Promise had rules, lots of rules, many of which I broke with regularity, and it wasn’t too long before I was caught. It was a fairly minor infraction really, considering that I might have been apprehended smoking pot or making out with Adam (which we’d taken to doing on occasion after our first go at it, up in the hayloft, out in the woods, clothes mostly on), or openly mocking the practices and
support
of Promise in exactly the sarcastic, textbook
gay-image
kind of way that I was supposed to be ridding from my life. But it was none of those things. The Viking Erin caught me shoving a pack of really nice, twelve-color, fine-tipped, professional-grade markers into the back waistband of my pants, up under my shirt and sweatshirt, at the Montana State University bookstore while we disciples were there, waiting to watch a Campus Crusade Christian rock concert out on the main quad.

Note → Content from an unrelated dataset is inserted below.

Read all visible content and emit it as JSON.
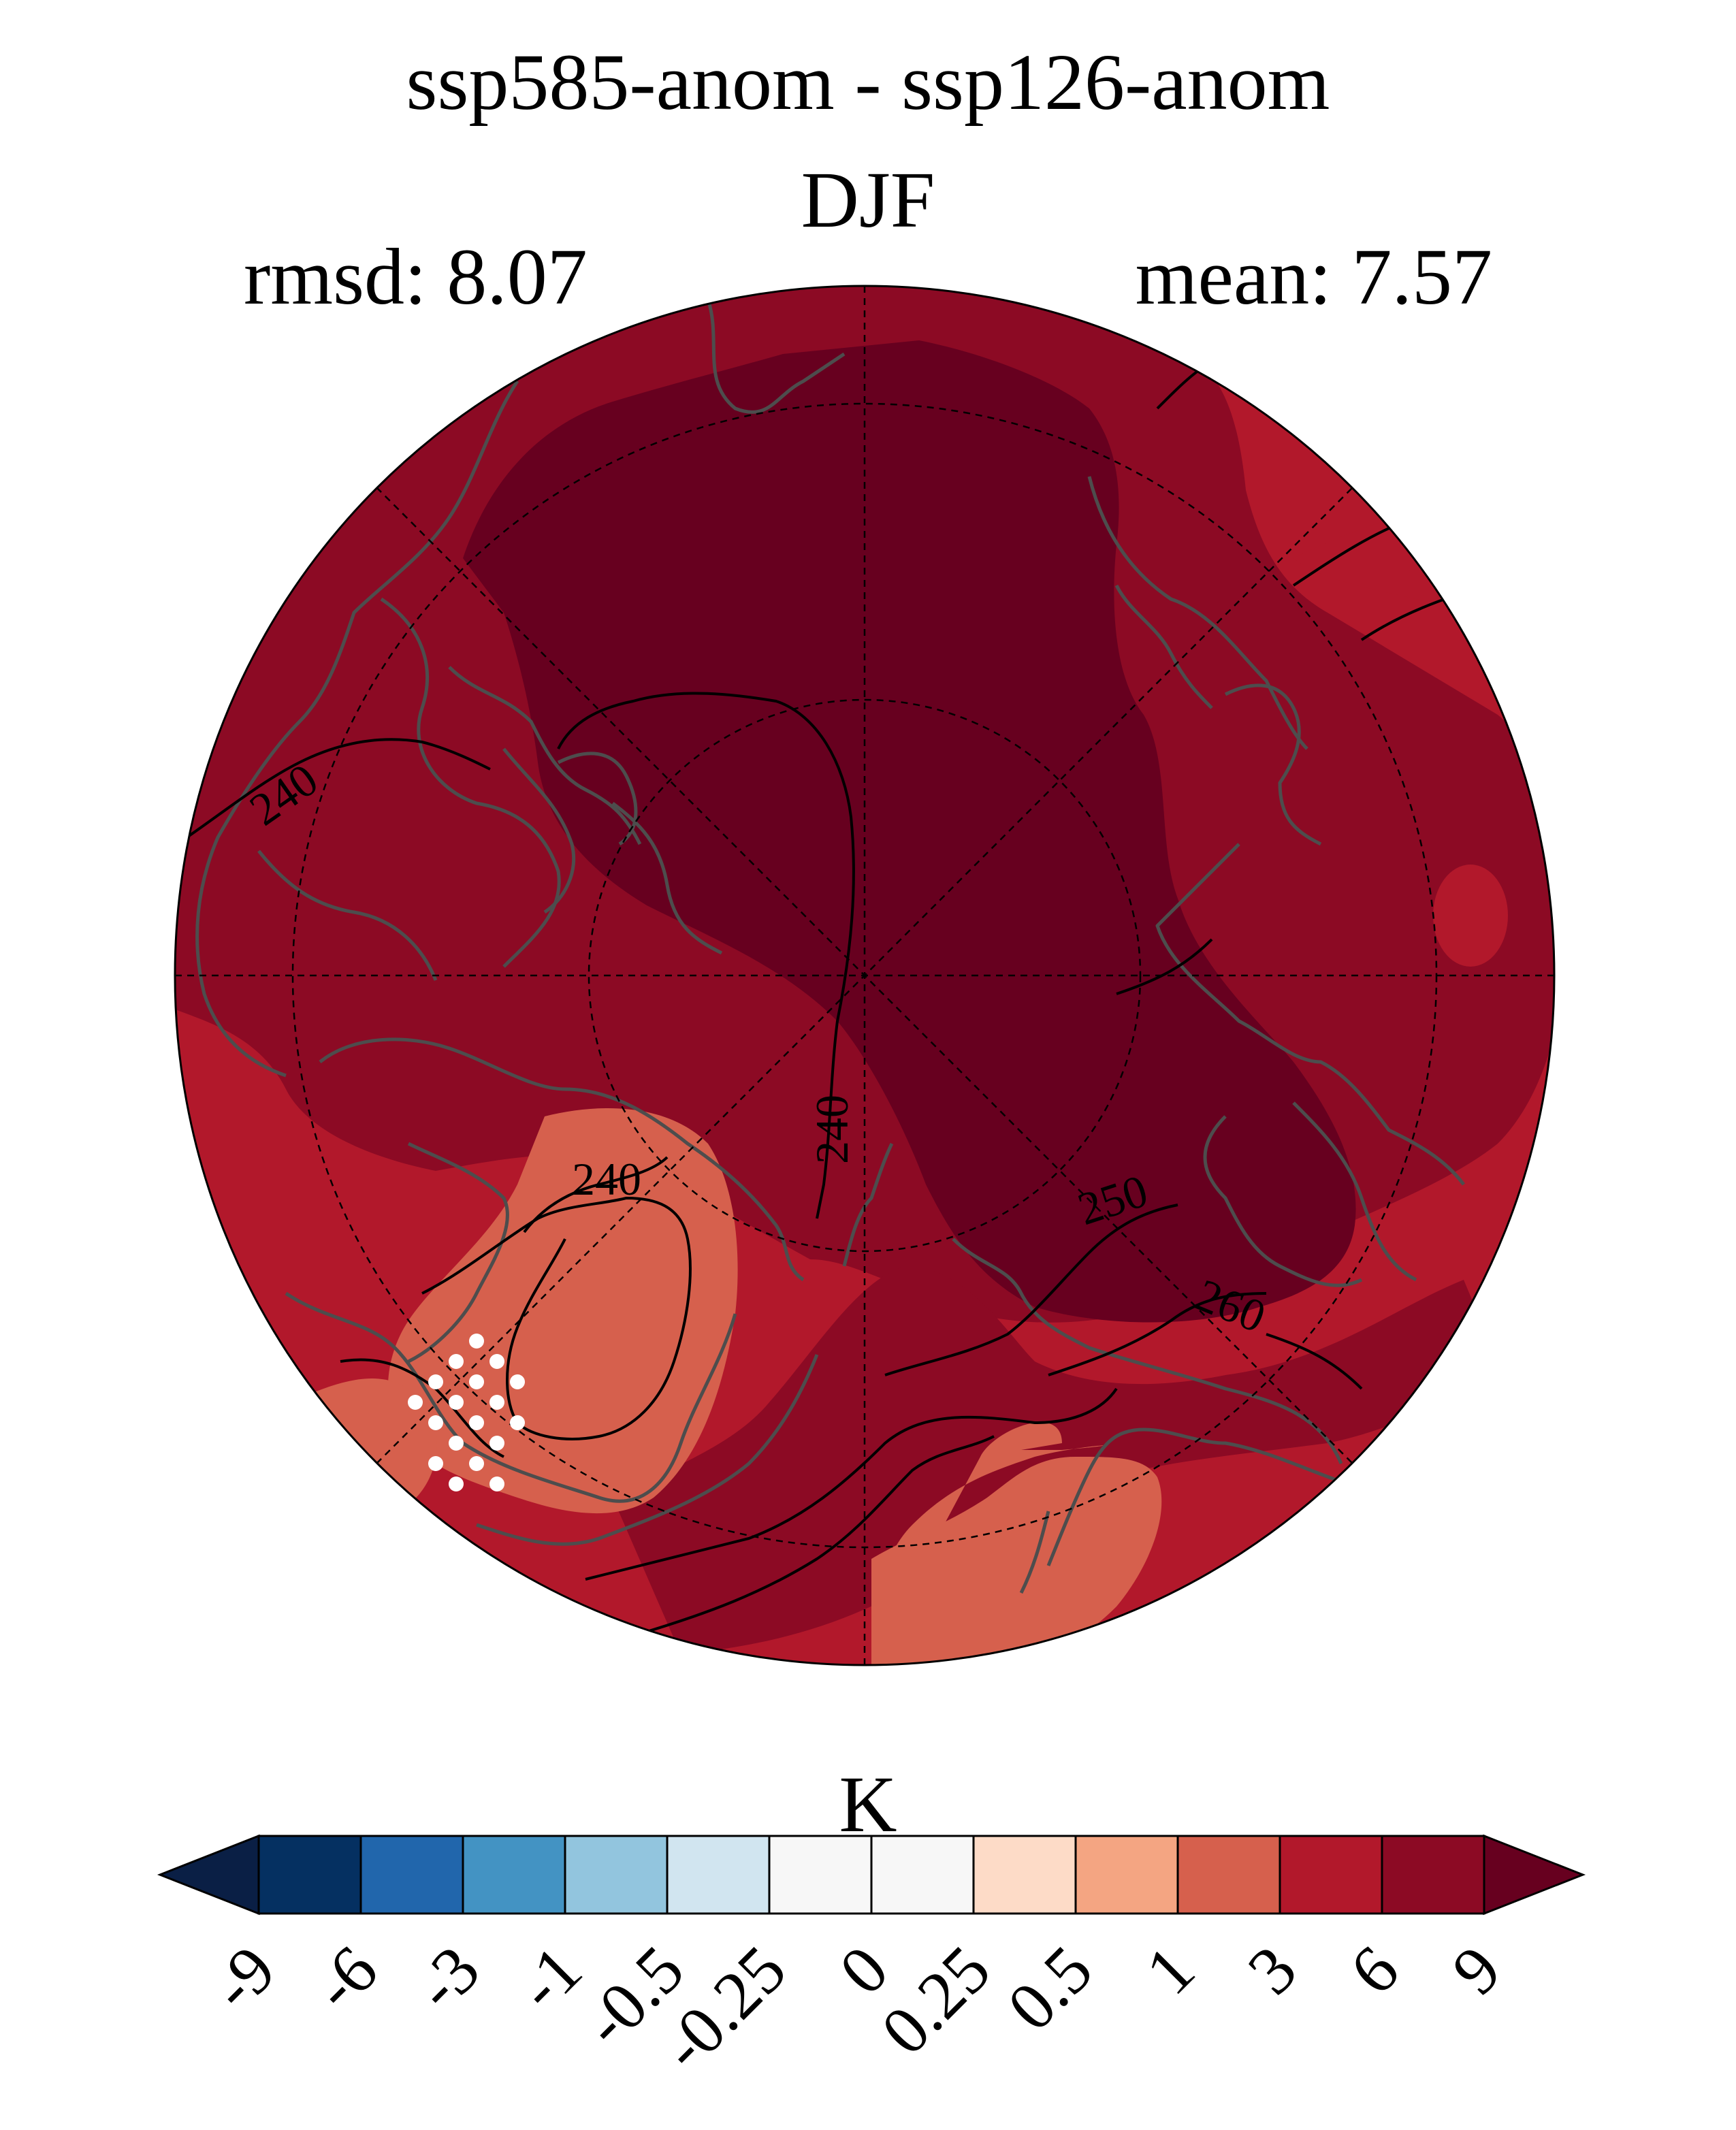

The thing is, I had plenty of money to pay for the markers, but I couldn’t do that because (1) I wasn’t supposed to have brought that money with me to Promise, and my work-detail money was low because it took forever to earn and I bought a lot of candy with it; and (2) Even if I’d used work-detail money and maybe borrowed against future earnings (which was occasionally allowed), all purchases had to be shown to a staff person, with receipt, before we boarded the vans back to Promise, and I would then almost certainly have to explain what I planned to do with the markers, which was a secret worth stealing for. Only I didn’t know that Erin had wandered into the art supply section to find me so that we could “grab a good spot to watch the show.”

“What did you just do?” she asked me, and before I could answer, she said, so loudly she was almost shouting at me, “You’re stealing! You just stole something. You have to tell. You have to go and tell Rick right now.”

“I haven’t even left the store,” I said, keeping my voice low in the hopes that she might follow suit. “It’s not stealing until you leave the premises. Just let me put them back. Here, I’ll do it right now.”

I pulled free the markers and made a big show of placing them back on the shelf, with the other marker packs of the same variety, but it wasn’t enough.